Testosterone levels should be measured in the morning before 11am especially for men <40 years. Though the diurnal rhythm (with peak levels in the morning) gets significantly blunted in men >40 years, it is recommended to measure testosterone in the morning for all age groups

Testosterone levels should preferably be measured in the fasting state. Non-fasting testosterone levels could be lower by 30% compared to fasting levels

Total testosterone measurement should be repeated on two occasions, preferably 4 weeks apart; 30% of men with initial levels in the hypogonadism range can have normal levels on repeat testing

Total testosterone should be checked using a validated technique and not during an acute illness

Free testosterone should be checked in men with total testosterone values close to low-normal range (8-12 nmol/L) or with suspected/proven abnormal SHBG levels which render total testosterone less reliable in the diagnosis of testosterone deficiency

Serum LH levels should be measured to differentiate primary from secondary hypogonadism

Serum prolactin levels should be measured when LH and FSH levels are low

Refer men with secondary hypogonadism with very low total testosterone level <5.2 nmol/L (<150 ng/dL) and hyperprolactinaemia for pituitary MRI to exclude pituitary adenoma, especially if features of mass effect are present (new onset headache, impaired visual acuity and visual field)

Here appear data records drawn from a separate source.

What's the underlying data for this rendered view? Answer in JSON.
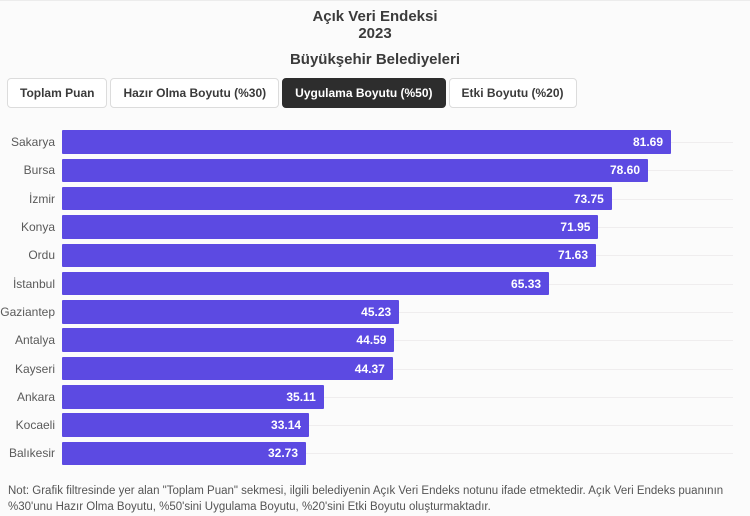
{
  "header": {
    "title_line1": "Açık Veri Endeksi",
    "title_line2": "2023",
    "subtitle": "Büyükşehir Belediyeleri"
  },
  "tabs": [
    {
      "label": "Toplam Puan",
      "active": false
    },
    {
      "label": "Hazır Olma Boyutu (%30)",
      "active": false
    },
    {
      "label": "Uygulama Boyutu (%50)",
      "active": true
    },
    {
      "label": "Etki Boyutu (%20)",
      "active": false
    }
  ],
  "chart_data": {
    "type": "bar",
    "orientation": "horizontal",
    "title": "Açık Veri Endeksi 2023 — Büyükşehir Belediyeleri",
    "categories": [
      "Sakarya",
      "Bursa",
      "İzmir",
      "Konya",
      "Ordu",
      "İstanbul",
      "Gaziantep",
      "Antalya",
      "Kayseri",
      "Ankara",
      "Kocaeli",
      "Balıkesir"
    ],
    "values": [
      81.69,
      78.6,
      73.75,
      71.95,
      71.63,
      65.33,
      45.23,
      44.59,
      44.37,
      35.11,
      33.14,
      32.73
    ],
    "value_labels": [
      "81.69",
      "78.60",
      "73.75",
      "71.95",
      "71.63",
      "65.33",
      "45.23",
      "44.59",
      "44.37",
      "35.11",
      "33.14",
      "32.73"
    ],
    "xlim": [
      0,
      90
    ],
    "grid": true,
    "legend": false,
    "bar_color": "#5c4ae2",
    "active_tab_color": "#2d2d2d",
    "gridline_color": "#efedee"
  },
  "note": "Not: Grafik filtresinde yer alan \"Toplam Puan\" sekmesi, ilgili belediyenin Açık Veri Endeks notunu ifade etmektedir. Açık Veri Endeks puanının %30'unu Hazır Olma Boyutu, %50'sini Uygulama Boyutu, %20'sini Etki Boyutu oluşturmaktadır."
}
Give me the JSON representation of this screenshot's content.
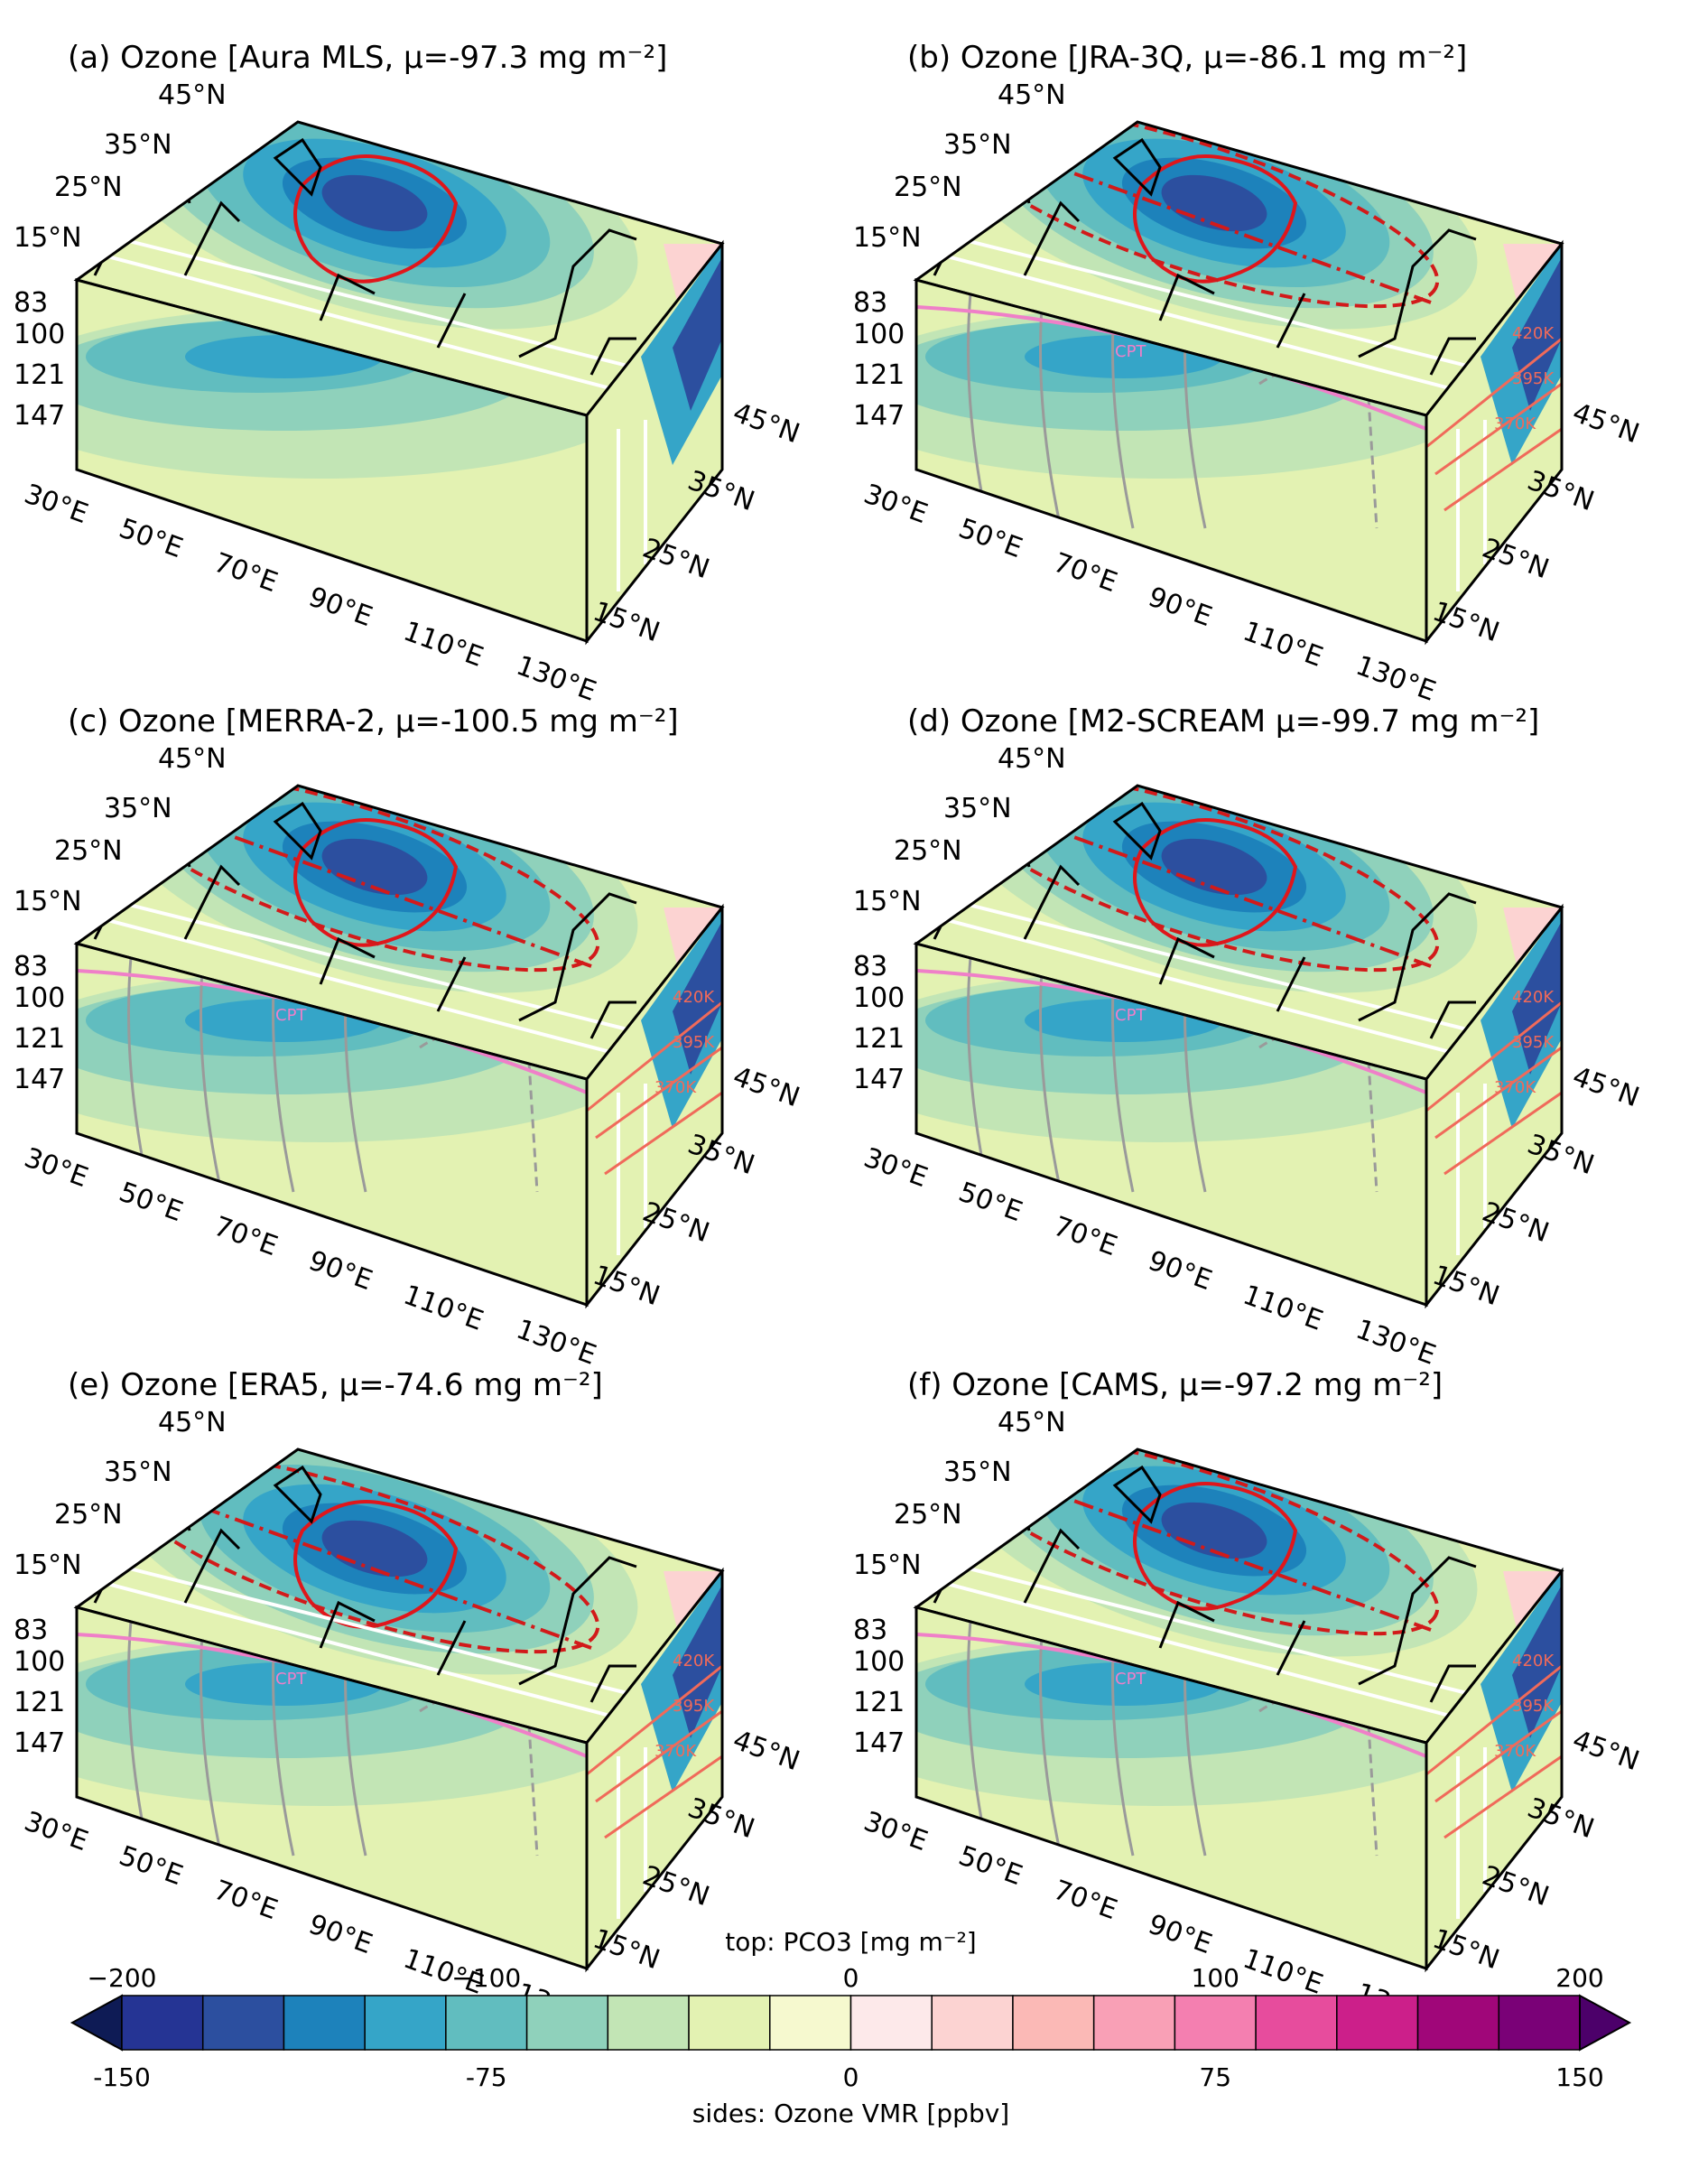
{
  "chart_data": {
    "type": "heatmap",
    "panels": [
      {
        "id": "a",
        "title": "(a) Ozone [Aura MLS, μ=-97.3 mg m⁻²]",
        "mean": -97.3,
        "overlays": false
      },
      {
        "id": "b",
        "title": "(b) Ozone [JRA-3Q, μ=-86.1 mg m⁻²]",
        "mean": -86.1,
        "overlays": true
      },
      {
        "id": "c",
        "title": "(c) Ozone [MERRA-2, μ=-100.5 mg m⁻²]",
        "mean": -100.5,
        "overlays": true
      },
      {
        "id": "d",
        "title": "(d) Ozone [M2-SCREAM μ=-99.7 mg m⁻²]",
        "mean": -99.7,
        "overlays": true
      },
      {
        "id": "e",
        "title": "(e) Ozone [ERA5, μ=-74.6 mg m⁻²]",
        "mean": -74.6,
        "overlays": true
      },
      {
        "id": "f",
        "title": "(f) Ozone [CAMS, μ=-97.2 mg m⁻²]",
        "mean": -97.2,
        "overlays": true
      }
    ],
    "axes": {
      "lon_ticks": [
        "30°E",
        "50°E",
        "70°E",
        "90°E",
        "110°E",
        "130°E"
      ],
      "lat_ticks": [
        "15°N",
        "25°N",
        "35°N",
        "45°N"
      ],
      "pressure_ticks": [
        "83",
        "100",
        "121",
        "147"
      ]
    },
    "annotations": {
      "cpt": "CPT",
      "isentropes": [
        "420K",
        "395K",
        "370K"
      ]
    },
    "colorbar": {
      "top_label": "top: PCO3 [mg m⁻²]",
      "top_ticks": [
        "−200",
        "−100",
        "0",
        "100",
        "200"
      ],
      "bottom_label": "sides: Ozone VMR [ppbv]",
      "bottom_ticks": [
        "-150",
        "-75",
        "0",
        "75",
        "150"
      ],
      "colors": [
        "#0e1b55",
        "#253494",
        "#2c4f9f",
        "#1d82bb",
        "#35a5c8",
        "#61bdbf",
        "#8fd1bb",
        "#c2e5b5",
        "#e3f2b2",
        "#f6f9cf",
        "#fde9ea",
        "#fcd3d2",
        "#fbb9b6",
        "#f9a0b6",
        "#f47fb0",
        "#e74c9d",
        "#cc1f8a",
        "#a00679",
        "#7a0177",
        "#4c006a"
      ],
      "extend": "both"
    }
  }
}
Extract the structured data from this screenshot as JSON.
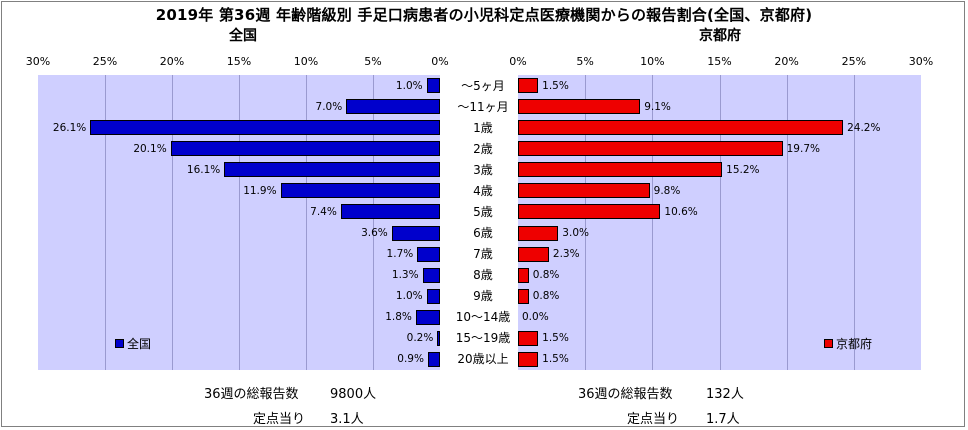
{
  "chart_data": [
    {
      "type": "bar",
      "orientation": "horizontal",
      "subtitle": "全国",
      "x_reversed": true,
      "xlim": [
        0,
        30
      ],
      "xticks": [
        "30%",
        "25%",
        "20%",
        "15%",
        "10%",
        "5%",
        "0%"
      ],
      "categories": [
        "～5ヶ月",
        "～11ヶ月",
        "1歳",
        "2歳",
        "3歳",
        "4歳",
        "5歳",
        "6歳",
        "7歳",
        "8歳",
        "9歳",
        "10～14歳",
        "15～19歳",
        "20歳以上"
      ],
      "series": [
        {
          "name": "全国",
          "color": "#0000cc",
          "values": [
            1.0,
            7.0,
            26.1,
            20.1,
            16.1,
            11.9,
            7.4,
            3.6,
            1.7,
            1.3,
            1.0,
            1.8,
            0.2,
            0.9
          ],
          "labels": [
            "1.0%",
            "7.0%",
            "26.1%",
            "20.1%",
            "16.1%",
            "11.9%",
            "7.4%",
            "3.6%",
            "1.7%",
            "1.3%",
            "1.0%",
            "1.8%",
            "0.2%",
            "0.9%"
          ]
        }
      ],
      "legend": "bottom-left",
      "grid": true
    },
    {
      "type": "bar",
      "orientation": "horizontal",
      "subtitle": "京都府",
      "x_reversed": false,
      "xlim": [
        0,
        30
      ],
      "xticks": [
        "0%",
        "5%",
        "10%",
        "15%",
        "20%",
        "25%",
        "30%"
      ],
      "categories": [
        "～5ヶ月",
        "～11ヶ月",
        "1歳",
        "2歳",
        "3歳",
        "4歳",
        "5歳",
        "6歳",
        "7歳",
        "8歳",
        "9歳",
        "10～14歳",
        "15～19歳",
        "20歳以上"
      ],
      "series": [
        {
          "name": "京都府",
          "color": "#ee0000",
          "values": [
            1.5,
            9.1,
            24.2,
            19.7,
            15.2,
            9.8,
            10.6,
            3.0,
            2.3,
            0.8,
            0.8,
            0.0,
            1.5,
            1.5
          ],
          "labels": [
            "1.5%",
            "9.1%",
            "24.2%",
            "19.7%",
            "15.2%",
            "9.8%",
            "10.6%",
            "3.0%",
            "2.3%",
            "0.8%",
            "0.8%",
            "0.0%",
            "1.5%",
            "1.5%"
          ]
        }
      ],
      "legend": "bottom-right",
      "grid": true
    }
  ],
  "title": "2019年 第36週 年齢階級別 手足口病患者の小児科定点医療機関からの報告割合(全国、京都府)",
  "footer": {
    "national": {
      "total_label": "36週の総報告数",
      "total_value": "9800人",
      "per_label": "定点当り",
      "per_value": "3.1人"
    },
    "kyoto": {
      "total_label": "36週の総報告数",
      "total_value": "132人",
      "per_label": "定点当り",
      "per_value": "1.7人"
    }
  }
}
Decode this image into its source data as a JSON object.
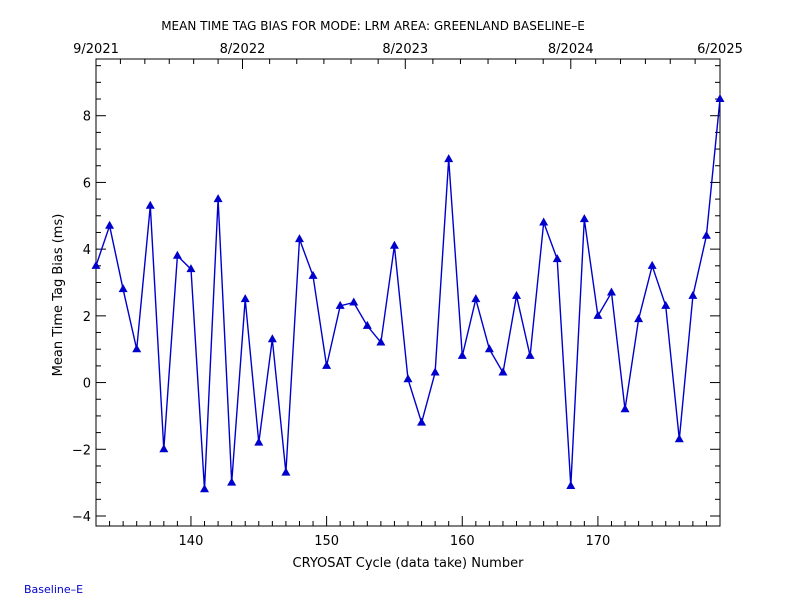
{
  "chart_data": {
    "type": "line",
    "title": "MEAN TIME TAG BIAS FOR MODE: LRM AREA: GREENLAND BASELINE–E",
    "xlabel": "CRYOSAT Cycle (data take) Number",
    "ylabel": "Mean Time Tag Bias (ms)",
    "xlim": [
      133,
      179
    ],
    "ylim": [
      -4.3,
      9.7
    ],
    "x_ticks": [
      "140",
      "150",
      "160",
      "170"
    ],
    "x_tick_values": [
      140,
      150,
      160,
      170
    ],
    "y_ticks": [
      "−4",
      "−2",
      "0",
      "2",
      "4",
      "6",
      "8"
    ],
    "y_tick_values": [
      -4,
      -2,
      0,
      2,
      4,
      6,
      8
    ],
    "top_axis_ticks": [
      "9/2021",
      "8/2022",
      "8/2023",
      "8/2024",
      "6/2025"
    ],
    "top_axis_positions": [
      133,
      143.8,
      155.8,
      168,
      179
    ],
    "grid": false,
    "line_color": "#0000cc",
    "marker": "triangle",
    "series": [
      {
        "x": [
          133,
          134,
          135,
          136,
          137,
          138,
          139,
          140,
          141,
          142,
          143,
          144,
          145,
          146,
          147,
          148,
          149,
          150,
          151,
          152,
          153,
          154,
          155,
          156,
          157,
          158,
          159,
          160,
          161,
          162,
          163,
          164,
          165,
          166,
          167,
          168,
          169,
          170,
          171,
          172,
          173,
          174,
          175,
          176,
          177,
          178,
          179
        ],
        "y": [
          3.5,
          4.7,
          2.8,
          1.0,
          5.3,
          -2.0,
          3.8,
          3.4,
          -3.2,
          5.5,
          -3.0,
          2.5,
          -1.8,
          1.3,
          -2.7,
          4.3,
          3.2,
          0.5,
          2.3,
          2.4,
          1.7,
          1.2,
          4.1,
          0.1,
          -1.2,
          0.3,
          6.7,
          0.8,
          2.5,
          1.0,
          0.3,
          2.6,
          0.8,
          4.8,
          3.7,
          -3.1,
          4.9,
          2.0,
          2.7,
          -0.8,
          1.9,
          3.5,
          2.3,
          -1.7,
          2.6,
          4.4,
          8.5
        ]
      }
    ]
  },
  "footer": {
    "label": "Baseline–E"
  }
}
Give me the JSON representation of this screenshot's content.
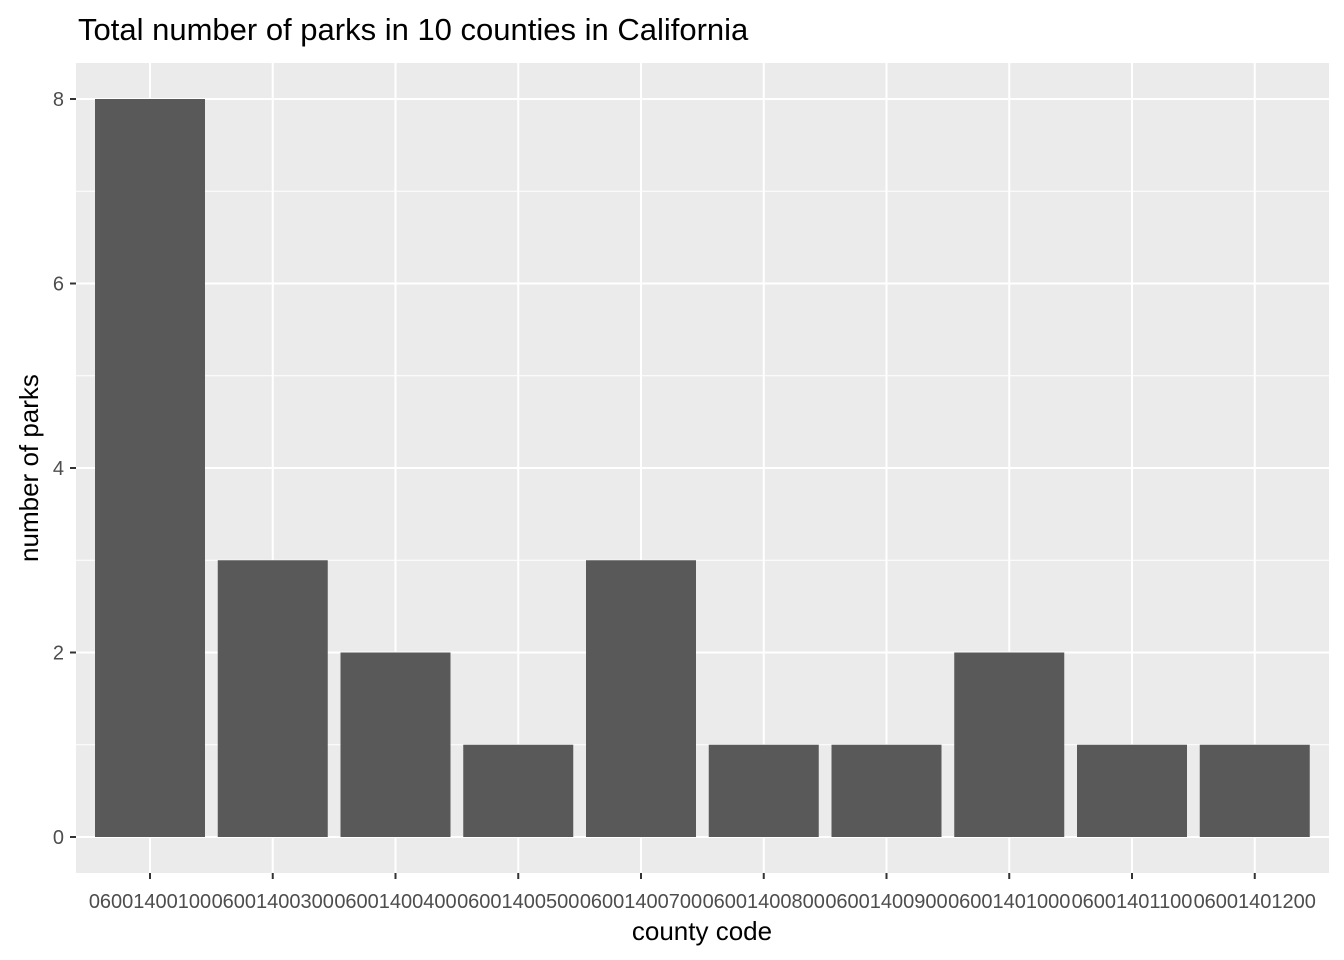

Decisions to treat testosterone deficiency should be based on standards rather than laboratory reference ranges

Testosterone Replacement Therapy

Total testosterone <8 nmol/L (<231 ng/dL) or free testosterone <180 pmol/L (<0.180 nmol/L) usually requires testosterone replacement

Total testosterone >12 nmol/L (>346 ng/dL) or free testosterone >225 pmol/L (>0.225 nmol/L) does not require testosterone replacement

Total Testosterone 8-12 nmol/L (231-346 ng/dL) might require a testosterone replacement trial for 6 months based on symptoms

Evidences support testosterone replacement if free testosterone <225 pmol/L (<0.225 nmol/L) is associated with hypogonadism symptoms

FSH = follicle stimulating hormone; LH = iuteinising hormone; MRI = magnetic resonance imaging; SHBG = sex hormone binding globulin.